L’État du Sénégal franchit une nouvelle étape dans la réforme de son système éducatif. Dans le cadre des transformations engagées pour rendre l’école plus équitable, plus inclusive et davantage conforme aux exigences de la scolarité obligatoire, le Ministère de l’Éducation nationale du Sénégal prévoit d’appliquer, à partir de la session 2026, la Directive n°14 issue du Conseil interministériel sur la préparation des examens et concours de 2025.
Cette directive acte notamment la suppression du concours d’entrée en classe de Sixième et introduit de nouvelles modalités d’organisation du Certificat de fin d’études élémentaires (CFEE). Les Inspecteurs sont ainsi appelés à prendre toutes les dispositions nécessaires pour assurer une mise en œuvre rigoureuse de ces mesures dans leurs circonscriptions respectives, en attendant la note de cadrage officielle.

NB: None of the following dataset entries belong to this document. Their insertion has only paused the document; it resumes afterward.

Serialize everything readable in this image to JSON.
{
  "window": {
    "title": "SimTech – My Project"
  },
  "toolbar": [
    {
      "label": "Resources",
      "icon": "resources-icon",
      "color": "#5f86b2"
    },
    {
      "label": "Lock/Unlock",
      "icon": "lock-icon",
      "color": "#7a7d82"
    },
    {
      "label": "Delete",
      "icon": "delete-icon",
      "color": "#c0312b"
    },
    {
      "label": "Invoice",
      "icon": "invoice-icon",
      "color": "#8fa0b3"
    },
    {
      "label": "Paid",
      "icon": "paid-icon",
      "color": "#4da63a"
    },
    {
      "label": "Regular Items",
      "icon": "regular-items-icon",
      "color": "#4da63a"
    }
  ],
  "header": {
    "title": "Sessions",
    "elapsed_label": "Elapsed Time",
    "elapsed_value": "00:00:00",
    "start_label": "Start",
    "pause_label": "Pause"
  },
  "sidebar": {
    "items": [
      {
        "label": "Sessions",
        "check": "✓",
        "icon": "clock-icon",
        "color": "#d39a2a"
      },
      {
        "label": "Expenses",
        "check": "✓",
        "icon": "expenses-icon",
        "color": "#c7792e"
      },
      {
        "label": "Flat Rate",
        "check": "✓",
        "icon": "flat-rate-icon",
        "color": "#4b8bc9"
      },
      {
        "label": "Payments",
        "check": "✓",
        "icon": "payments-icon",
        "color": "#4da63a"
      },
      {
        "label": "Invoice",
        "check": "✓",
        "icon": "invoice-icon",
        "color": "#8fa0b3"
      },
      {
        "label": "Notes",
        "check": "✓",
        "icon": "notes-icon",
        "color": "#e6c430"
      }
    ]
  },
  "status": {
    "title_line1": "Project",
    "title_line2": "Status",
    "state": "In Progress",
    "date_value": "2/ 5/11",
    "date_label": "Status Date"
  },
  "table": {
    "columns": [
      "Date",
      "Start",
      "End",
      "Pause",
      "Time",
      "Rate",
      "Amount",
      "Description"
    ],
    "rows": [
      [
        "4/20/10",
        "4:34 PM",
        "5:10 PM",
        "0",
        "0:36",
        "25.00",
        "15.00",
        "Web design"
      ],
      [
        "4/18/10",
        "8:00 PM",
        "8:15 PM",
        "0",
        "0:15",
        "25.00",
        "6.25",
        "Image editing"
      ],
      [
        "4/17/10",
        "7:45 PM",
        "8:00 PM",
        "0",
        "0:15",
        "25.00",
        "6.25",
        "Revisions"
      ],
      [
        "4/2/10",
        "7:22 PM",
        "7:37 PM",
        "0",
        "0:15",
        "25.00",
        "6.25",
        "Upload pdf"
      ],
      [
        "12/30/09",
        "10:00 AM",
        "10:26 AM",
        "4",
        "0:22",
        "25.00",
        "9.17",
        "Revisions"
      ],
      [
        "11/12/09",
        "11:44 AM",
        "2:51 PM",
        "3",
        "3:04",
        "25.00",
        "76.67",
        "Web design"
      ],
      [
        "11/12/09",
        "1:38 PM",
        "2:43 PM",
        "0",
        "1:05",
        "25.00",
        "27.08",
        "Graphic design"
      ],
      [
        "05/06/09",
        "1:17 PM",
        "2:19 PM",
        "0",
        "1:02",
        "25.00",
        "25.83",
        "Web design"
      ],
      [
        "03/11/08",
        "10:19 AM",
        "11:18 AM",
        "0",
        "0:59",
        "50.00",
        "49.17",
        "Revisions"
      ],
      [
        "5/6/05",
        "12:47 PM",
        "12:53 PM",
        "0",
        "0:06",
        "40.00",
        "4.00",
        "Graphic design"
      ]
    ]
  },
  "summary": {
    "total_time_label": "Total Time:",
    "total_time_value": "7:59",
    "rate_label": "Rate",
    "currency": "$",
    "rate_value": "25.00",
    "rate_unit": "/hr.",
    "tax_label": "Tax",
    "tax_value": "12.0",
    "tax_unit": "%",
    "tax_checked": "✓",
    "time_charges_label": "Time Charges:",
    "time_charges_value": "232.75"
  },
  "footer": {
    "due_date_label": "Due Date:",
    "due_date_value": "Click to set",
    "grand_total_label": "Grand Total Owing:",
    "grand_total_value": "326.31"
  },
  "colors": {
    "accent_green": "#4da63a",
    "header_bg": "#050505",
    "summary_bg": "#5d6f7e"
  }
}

Concernant la fin du concours d’entrée en Sixième, les autorités éducatives misent sur une large stratégie de communication et de sensibilisation à destination des acteurs et partenaires de l’école. Il est également demandé de procéder à un état des lieux des établissements du moyen, notamment en ce qui concerne l’environnement scolaire et les besoins en personnel, afin de garantir un accueil effectif des élèves issus du CM2. Un dispositif de soutien pédagogique en faveur des candidats au CFEE devra être mis en place sans délai, tandis qu’un mécanisme facilitant la transition entre le CM2 et la classe de Sixième devra être élaboré en collaboration avec les principaux de collège.
S’agissant de la gestion du CFEE dans les centres d’examen, les responsables éducatifs devront évaluer le nombre de candidats attendus, la capacité d’accueil des centres ainsi que les effectifs d’enseignants mobilisables pour la surveillance, la correction et le secrétariat. Les ratios retenus prévoient deux surveillants par salle et un correcteur pour 80 copies, avec un plafond fixé à 250 candidats par centre d’examen.
Un schéma de déploiement du dispositif devra être élaboré et partagé avec les acteurs internes, notamment les inspections et structures compétentes. Par ailleurs, les enseignants disposant de compétences en informatique seront identifiés en vue d’être nommés chefs de centre ou assistants chargés de la saisie. Les éventuelles contraintes devront également être anticipées afin de mettre en place des mesures de mitigation appropriées.
À travers cette réforme, les autorités entendent poser les bases d’un système éducatif plus accessible et mieux adapté aux réalités nationales, tout en garantissant une transition harmonieuse vers le cycle moyen pour tous les élèves.